We do require presentation of your screenplay in the order above. IE You must present a step outline prior to page readings. Ideally you present, receive feedback, rework, then present again.

11 thoughts on “Home

  1. Hey guys. I’m writing the screenplay of my dear late friend James Carroll, a gayman murdered in Louisville KY in 2009, and featured on the “What Lies Beneath” episode of TV’s The First 48. I am nearing the end of my writing process and wanted to be a part of some Nashville screenwriting groups. I found this page and wanted to know if you’d be open to hearing Jamie’s story and would love some constructive criticism. Thanks! Dwight Stambaugh

    • Hey Dwight. We love to provide support to anyone who has a passion for writing tv or film. I would encourage you to visit one or a few of our weekly meetings to get an idea of the presentation and feedback format. If you like it, you can become a member and present your work. Thanks!

    • Hey Janet.

      Typically we have members signed up to present their material so it’s more based on the presenters book and we still use a paper version. I hope you can make it. Thanks!

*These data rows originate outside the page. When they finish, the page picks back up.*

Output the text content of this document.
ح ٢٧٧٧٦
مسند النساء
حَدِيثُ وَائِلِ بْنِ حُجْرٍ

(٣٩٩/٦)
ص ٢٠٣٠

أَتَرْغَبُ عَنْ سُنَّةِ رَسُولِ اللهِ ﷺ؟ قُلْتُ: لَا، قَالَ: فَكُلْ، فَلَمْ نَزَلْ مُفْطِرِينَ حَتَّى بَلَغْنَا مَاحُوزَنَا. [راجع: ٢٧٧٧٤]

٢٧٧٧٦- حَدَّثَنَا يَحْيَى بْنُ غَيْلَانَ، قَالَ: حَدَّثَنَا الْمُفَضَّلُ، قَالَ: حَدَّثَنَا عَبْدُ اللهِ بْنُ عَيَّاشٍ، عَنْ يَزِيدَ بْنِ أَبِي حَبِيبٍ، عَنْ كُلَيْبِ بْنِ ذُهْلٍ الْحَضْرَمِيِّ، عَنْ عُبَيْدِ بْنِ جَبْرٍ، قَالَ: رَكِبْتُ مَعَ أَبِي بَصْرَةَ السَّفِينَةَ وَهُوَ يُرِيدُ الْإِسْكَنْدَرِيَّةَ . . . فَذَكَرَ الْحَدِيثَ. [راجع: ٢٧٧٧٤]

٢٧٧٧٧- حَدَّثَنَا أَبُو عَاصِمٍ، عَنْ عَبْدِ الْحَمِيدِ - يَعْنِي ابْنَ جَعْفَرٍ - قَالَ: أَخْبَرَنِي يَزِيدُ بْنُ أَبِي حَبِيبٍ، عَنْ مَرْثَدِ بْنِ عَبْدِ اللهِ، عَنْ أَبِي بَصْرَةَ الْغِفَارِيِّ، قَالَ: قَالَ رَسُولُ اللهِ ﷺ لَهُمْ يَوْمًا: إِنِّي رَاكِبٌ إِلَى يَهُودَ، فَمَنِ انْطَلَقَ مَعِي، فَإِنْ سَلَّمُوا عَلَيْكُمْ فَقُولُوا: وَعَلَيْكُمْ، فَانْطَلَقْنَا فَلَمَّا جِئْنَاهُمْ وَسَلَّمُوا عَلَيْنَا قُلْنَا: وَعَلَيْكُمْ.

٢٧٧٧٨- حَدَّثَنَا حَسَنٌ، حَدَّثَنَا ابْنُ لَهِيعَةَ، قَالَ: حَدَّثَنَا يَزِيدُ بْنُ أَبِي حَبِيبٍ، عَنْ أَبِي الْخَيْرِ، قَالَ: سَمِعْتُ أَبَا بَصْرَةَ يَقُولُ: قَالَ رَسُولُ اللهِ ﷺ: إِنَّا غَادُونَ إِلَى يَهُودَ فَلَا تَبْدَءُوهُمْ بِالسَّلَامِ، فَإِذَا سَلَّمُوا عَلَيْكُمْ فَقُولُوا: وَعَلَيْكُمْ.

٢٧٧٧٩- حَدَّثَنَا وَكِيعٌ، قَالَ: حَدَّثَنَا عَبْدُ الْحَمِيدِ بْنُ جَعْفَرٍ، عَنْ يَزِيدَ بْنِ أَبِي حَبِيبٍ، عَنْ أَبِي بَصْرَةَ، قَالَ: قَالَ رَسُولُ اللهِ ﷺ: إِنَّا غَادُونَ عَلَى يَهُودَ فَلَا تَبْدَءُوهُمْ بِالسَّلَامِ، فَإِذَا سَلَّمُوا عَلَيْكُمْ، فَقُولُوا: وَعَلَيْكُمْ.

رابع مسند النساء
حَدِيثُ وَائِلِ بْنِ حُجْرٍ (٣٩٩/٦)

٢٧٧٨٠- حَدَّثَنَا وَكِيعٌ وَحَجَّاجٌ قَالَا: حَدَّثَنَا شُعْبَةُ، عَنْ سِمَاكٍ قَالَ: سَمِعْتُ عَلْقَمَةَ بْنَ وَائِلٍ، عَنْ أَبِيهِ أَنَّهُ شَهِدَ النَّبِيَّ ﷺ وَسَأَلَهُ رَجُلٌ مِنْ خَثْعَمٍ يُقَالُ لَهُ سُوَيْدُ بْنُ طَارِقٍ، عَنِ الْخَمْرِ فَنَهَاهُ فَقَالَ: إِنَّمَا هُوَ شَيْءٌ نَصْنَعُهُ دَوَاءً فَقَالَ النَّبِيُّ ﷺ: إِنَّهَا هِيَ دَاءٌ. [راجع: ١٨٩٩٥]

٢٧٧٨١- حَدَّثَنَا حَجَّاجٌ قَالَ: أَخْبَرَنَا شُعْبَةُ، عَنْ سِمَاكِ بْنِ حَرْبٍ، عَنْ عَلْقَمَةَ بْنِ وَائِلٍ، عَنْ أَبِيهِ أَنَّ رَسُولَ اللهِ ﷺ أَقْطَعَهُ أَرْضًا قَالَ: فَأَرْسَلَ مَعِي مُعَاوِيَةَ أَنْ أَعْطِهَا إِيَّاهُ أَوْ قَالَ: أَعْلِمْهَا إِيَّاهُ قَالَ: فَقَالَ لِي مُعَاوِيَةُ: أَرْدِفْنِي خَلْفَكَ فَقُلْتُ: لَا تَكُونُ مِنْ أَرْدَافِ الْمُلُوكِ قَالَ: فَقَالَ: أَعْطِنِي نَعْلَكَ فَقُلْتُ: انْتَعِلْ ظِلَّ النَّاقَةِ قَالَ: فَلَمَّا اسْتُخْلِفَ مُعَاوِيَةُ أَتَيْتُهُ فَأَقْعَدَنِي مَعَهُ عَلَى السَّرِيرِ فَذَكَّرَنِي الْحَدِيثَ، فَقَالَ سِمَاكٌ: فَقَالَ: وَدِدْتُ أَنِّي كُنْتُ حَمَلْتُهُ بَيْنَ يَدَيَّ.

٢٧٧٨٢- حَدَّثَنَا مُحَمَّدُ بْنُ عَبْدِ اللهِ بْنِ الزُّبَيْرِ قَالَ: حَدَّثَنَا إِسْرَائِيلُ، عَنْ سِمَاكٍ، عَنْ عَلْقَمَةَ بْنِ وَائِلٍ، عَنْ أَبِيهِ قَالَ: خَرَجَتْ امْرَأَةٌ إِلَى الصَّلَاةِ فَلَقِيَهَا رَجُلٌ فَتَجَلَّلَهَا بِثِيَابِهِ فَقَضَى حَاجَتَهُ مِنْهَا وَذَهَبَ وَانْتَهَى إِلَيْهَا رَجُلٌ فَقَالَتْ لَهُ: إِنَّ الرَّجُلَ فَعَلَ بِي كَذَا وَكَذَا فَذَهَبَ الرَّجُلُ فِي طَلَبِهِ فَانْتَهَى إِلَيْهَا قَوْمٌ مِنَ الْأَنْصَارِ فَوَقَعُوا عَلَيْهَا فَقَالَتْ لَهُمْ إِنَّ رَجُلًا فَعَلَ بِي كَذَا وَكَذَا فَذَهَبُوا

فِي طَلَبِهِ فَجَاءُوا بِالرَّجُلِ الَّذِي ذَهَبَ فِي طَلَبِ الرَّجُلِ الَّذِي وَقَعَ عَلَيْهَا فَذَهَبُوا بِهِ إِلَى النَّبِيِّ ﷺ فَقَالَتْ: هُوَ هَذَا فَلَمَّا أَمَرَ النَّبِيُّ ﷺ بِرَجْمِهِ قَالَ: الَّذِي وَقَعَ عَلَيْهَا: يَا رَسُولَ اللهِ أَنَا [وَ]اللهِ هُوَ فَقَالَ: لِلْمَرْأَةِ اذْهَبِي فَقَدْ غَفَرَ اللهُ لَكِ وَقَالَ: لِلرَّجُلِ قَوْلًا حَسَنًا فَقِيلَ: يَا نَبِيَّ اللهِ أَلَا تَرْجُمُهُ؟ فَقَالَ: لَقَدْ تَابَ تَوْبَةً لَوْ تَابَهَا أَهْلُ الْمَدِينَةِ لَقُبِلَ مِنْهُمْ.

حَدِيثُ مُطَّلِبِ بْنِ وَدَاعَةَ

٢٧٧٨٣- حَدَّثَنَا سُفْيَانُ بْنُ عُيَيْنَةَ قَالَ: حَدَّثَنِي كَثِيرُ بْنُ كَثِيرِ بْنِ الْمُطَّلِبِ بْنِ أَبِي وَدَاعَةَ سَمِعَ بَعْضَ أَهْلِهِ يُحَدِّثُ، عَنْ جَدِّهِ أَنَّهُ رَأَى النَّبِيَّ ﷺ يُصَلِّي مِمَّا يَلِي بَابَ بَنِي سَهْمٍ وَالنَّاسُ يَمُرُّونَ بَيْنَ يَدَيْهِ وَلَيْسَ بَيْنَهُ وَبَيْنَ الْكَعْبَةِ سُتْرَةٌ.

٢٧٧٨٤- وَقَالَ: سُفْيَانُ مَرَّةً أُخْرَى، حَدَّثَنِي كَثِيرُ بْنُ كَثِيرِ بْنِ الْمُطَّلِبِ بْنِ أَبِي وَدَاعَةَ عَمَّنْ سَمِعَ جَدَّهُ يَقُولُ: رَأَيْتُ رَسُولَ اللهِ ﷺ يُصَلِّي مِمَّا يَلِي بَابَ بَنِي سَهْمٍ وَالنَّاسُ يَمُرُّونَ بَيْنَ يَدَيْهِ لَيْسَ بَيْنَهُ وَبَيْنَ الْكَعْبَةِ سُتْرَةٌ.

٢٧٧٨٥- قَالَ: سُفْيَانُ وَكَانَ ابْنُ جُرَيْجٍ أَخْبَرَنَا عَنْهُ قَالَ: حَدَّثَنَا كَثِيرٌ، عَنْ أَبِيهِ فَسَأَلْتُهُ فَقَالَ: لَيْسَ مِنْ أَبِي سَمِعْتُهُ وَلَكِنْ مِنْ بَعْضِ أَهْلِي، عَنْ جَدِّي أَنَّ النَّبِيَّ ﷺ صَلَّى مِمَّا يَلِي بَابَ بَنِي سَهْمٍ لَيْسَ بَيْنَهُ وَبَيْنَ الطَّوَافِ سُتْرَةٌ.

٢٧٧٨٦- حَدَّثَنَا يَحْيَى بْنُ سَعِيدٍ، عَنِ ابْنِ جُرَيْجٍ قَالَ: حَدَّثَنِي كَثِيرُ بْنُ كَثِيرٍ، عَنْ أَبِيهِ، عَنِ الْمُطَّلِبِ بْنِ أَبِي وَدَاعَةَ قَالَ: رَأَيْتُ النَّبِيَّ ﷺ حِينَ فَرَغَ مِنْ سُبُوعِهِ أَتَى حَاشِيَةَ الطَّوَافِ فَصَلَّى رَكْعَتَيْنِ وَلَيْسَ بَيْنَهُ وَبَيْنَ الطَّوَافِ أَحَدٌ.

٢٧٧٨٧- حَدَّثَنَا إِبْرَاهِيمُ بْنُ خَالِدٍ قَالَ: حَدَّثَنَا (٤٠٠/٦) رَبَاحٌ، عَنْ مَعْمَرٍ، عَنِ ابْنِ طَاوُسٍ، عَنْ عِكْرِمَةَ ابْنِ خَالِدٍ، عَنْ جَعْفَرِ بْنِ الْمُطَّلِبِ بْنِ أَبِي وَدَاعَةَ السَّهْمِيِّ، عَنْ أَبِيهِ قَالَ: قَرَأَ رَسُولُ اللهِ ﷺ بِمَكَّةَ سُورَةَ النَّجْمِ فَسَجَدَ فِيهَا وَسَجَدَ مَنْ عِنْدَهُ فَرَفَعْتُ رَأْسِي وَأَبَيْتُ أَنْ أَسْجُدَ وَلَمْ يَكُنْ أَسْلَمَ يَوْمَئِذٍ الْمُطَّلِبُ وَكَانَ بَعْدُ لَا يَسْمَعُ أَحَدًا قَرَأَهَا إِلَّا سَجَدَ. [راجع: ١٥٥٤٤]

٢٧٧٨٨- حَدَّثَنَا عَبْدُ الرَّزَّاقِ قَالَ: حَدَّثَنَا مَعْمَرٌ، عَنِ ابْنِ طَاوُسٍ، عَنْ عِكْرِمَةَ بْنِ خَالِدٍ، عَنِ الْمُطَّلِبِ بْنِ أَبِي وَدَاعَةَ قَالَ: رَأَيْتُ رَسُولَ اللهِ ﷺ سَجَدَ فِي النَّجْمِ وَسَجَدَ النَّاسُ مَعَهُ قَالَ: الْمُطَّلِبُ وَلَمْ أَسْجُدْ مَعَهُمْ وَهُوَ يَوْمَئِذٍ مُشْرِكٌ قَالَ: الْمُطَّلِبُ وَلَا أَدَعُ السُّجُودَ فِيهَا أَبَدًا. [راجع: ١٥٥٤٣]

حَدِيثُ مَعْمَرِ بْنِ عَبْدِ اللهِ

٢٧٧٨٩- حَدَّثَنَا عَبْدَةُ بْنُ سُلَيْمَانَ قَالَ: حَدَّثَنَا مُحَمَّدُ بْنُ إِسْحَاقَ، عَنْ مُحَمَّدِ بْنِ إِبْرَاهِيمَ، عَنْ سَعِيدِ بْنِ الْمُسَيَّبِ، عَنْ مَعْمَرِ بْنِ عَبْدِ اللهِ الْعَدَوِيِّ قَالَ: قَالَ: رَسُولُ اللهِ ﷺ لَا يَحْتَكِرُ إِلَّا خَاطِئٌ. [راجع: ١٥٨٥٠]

      • Missed it and the boat in general. I see the contest deadline is on the 30th. Think I’ve already entered the contest this year, just saw winners announced in a screenwriting contest on Stage 32 from Nashville. Very confused. Would love feedback on a script or two. Hate to make anyone read the same script twice. Can you check and tell me if I have entries into the contest this year?

      • Nashville Film Fest announced winners. A different organization and contest. We’re accepting submissions through midnight tomorrow.

  2. Thanks, believe I submitted two scripts already this year. High Desert Poem and Voodoo-I Do. Realize we’re at the wire. Can send a couple of others, understand all members get feedback. Is that true?